Le nouveau tunnel sous-fluvial de l’Argentine
De notre correspondant en Argentine
LE TUNNEL Hernandarias est le premier en son genre en Amérique du Sud. Construit sous le puissant Paraná, fleuve plus long et d’un débit plus grand que le Mississippi, il mesure quelque 2 400 mètres. Depuis le 13 décembre 1969 il est ouvert à la circulation.
Grâce à ce tunnel, qui relie Santa Fe et Paraná, capitales de deux provinces argentines, un voyage qui exigeait auparavant plusieurs heures s’effectue aujourd’hui très agréablement en quelques minutes.
Le nouveau tunnel favorise donc le tourisme. Les hôtels, les auberges et les pensions des deux côtés du fleuve font des affaires meilleures que jamais auparavant. Des autocars du Brésil, du Paraguay et de l’Uruguay empruntent ce tunnel pour gagner les lieux touristiques de l’Argentine. En octobre 1970, 70 654 voitures et autocars le franchirent.
Il est courant d’entendre demander : “Avez-vous déjà vu le tunnel ?” C’est d’ailleurs cette question qui éveilla ma curiosité. C’est pourquoi j’ai profité d’une visite chez un ami à Santa Fe pour passer par cette immense galerie souterraine.
Arrivés au péage nous nous sommes acquittés du droit de 75 cents imposé aux voitures. Des écriteaux informent les automobilistes que la vitesse maximale est de 60 kilomètres à l’heure et la vitesse minimale de 40.
Une rampe de près de 300 mètres de long mène au tunnel. Le dernier tiers de cette rampe est une zone d’adaptation visuelle. La lumière qui va baissant permet en effet aux yeux de s’adapter avant d’arriver au tunnel proprement dit.

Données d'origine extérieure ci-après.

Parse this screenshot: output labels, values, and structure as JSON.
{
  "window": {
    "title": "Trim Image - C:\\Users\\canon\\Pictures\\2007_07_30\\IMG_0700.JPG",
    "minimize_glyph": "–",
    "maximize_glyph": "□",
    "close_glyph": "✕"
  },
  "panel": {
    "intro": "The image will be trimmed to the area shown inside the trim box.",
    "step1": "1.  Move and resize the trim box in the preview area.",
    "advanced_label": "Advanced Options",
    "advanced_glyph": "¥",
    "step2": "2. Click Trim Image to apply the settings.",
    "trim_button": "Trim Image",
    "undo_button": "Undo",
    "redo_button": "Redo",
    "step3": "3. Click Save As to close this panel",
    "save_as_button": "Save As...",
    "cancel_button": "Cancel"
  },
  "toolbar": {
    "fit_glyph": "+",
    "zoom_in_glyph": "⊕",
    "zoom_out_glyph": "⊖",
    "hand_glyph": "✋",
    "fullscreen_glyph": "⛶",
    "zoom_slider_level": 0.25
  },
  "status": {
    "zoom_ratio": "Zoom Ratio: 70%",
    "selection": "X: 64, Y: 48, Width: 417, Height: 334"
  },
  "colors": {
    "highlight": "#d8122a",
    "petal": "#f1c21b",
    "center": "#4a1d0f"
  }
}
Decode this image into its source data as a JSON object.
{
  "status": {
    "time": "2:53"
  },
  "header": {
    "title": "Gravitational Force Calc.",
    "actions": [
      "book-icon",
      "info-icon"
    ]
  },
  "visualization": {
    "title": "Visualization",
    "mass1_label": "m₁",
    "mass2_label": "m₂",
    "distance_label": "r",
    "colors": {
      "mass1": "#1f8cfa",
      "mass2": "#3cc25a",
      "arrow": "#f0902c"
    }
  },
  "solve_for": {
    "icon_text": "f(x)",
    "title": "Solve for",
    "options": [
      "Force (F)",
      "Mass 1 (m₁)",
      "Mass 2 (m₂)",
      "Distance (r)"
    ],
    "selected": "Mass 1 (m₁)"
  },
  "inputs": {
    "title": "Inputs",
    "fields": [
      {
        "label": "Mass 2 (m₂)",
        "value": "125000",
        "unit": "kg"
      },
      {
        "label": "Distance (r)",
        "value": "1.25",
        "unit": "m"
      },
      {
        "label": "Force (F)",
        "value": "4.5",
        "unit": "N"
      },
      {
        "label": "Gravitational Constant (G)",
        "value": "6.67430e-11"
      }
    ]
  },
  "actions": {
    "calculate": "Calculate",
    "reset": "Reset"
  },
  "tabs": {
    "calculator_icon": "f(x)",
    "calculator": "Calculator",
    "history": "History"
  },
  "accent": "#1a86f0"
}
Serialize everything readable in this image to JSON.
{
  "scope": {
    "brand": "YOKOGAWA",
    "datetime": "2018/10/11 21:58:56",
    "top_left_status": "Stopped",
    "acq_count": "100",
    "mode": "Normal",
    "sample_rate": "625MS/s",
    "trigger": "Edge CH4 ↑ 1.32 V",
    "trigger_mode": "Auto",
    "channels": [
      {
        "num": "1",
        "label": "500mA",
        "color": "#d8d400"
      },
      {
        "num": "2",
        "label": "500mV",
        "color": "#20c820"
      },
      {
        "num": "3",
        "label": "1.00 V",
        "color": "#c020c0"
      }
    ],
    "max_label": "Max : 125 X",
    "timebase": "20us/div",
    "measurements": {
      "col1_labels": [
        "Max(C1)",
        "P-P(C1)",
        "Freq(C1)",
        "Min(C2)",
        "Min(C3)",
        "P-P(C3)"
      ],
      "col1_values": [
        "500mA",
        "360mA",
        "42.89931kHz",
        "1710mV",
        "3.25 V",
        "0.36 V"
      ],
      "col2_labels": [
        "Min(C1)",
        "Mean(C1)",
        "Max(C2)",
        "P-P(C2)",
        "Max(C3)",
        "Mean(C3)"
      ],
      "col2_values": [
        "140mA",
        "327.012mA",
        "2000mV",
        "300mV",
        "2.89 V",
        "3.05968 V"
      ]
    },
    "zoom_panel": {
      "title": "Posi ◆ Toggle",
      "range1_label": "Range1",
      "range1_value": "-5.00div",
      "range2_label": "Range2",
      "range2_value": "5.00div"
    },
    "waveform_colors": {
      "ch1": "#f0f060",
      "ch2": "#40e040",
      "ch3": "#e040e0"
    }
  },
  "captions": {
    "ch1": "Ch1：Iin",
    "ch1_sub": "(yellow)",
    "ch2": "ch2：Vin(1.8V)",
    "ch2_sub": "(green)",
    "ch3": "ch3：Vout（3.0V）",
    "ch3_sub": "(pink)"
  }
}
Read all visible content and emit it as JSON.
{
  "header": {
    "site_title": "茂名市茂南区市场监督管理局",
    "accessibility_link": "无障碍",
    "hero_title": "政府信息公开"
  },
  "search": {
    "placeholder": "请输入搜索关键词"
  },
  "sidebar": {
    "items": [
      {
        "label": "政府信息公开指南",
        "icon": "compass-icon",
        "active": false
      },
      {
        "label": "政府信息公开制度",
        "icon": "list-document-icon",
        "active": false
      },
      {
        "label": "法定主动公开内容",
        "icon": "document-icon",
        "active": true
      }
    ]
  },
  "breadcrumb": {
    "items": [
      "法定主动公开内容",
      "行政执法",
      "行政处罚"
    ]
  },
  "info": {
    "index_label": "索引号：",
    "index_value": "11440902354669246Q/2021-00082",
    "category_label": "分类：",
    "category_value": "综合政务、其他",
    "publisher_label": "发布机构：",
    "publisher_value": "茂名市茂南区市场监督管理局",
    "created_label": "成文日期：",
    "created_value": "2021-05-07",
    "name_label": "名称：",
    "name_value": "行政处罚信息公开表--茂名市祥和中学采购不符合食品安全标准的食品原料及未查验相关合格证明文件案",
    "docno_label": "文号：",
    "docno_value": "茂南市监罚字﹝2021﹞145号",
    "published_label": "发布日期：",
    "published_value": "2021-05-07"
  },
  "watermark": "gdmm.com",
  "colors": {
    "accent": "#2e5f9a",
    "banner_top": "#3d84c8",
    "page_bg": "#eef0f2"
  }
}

À l’intérieur du tunnel l’air est frais et agréable après la chaleur de l’extérieur. La route en béton à deux voies a près de huit mètres de large et le plafond est à 4,50 mètres au-dessus du sol. Les parois sont recouvertes de carreaux verts. J’ai été étonné de trouver le tunnel aussi clair, propre et spacieux.
La paroi occidentale est munie de cabines environ tous les cent mètres. Chacune d’elles contient un téléphone, un extincteur d’incendie et un tuyau. Un trottoir protégé par une barrière, à l’intention des gardiens, longe la même paroi.
On arrive très vite à la zone d’adaptation visuelle de l’autre côté du tunnel. Le voyage demande environ trois minutes. Cependant, plutôt que de satisfaire ma curiosité, il n’a fait que l’augmenter. C’est pourquoi je me suis promis de revenir.
Pendant la visite guidée que j’ai faite par la suite, j’ai appris que le système de ventilation renouvelle l’air complètement toutes les trois ou quatre minutes. Deux appareils d’analyse atmosphérique indiquent le taux d’oxyde de carbone dans toute l’étendue du tunnel.
J’apprends aussi que dans le centre de contrôle 14 postes de télévision permettent de surveiller la circulation. En cas d’urgence, les automobilistes reçoivent des instructions diffusées par les haut-parleurs situés tous les quatre mètres sur toute la longueur du tunnel.
On nous a expliqué également qu’il suffit de décrocher un combiné téléphonique pour être en communication avec le centre de contrôle. Les 24 extincteurs et les tuyaux sont toujours prêts à être employés en cas d’incendie. Par mesure de sécurité, il est interdit aux camions-citernes transportant du carburant d’emprunter le tunnel. Ils doivent continuer d’utiliser le bac qui traverse le fleuve.
Quelques données sur la construction du tunnel sont particulièrement intéressantes. L’ouvrage consiste en 36 tubes de 65 mètres de long et d’un diamètre extérieur de près de 11 mètres, plus un tube de raccord. À l’extérieur, trois couches de résine de polyester renforcées de laine de verre assurent l’imperméabilité des tubes.
On a préparé ces tubes en séries de quatre, puis on les a fait flotter jusqu’au chantier où on les a descendus dans une tranchée creusée dans le lit du fleuve. Des hommes-grenouilles raccordèrent les tubes avec des courroies métalliques. Une fois posés, les 37 tubes formaient un tunnel étanche de près de deux kilomètres. Il ne restait alors qu’à recouvrir l’ouvrage à l’aide d’un dragueur pour donner au lit du fleuve son aspect initial.
En vérité, le tunnel sous-fluvial de l’Argentine est un chef-d’œuvre du génie civil.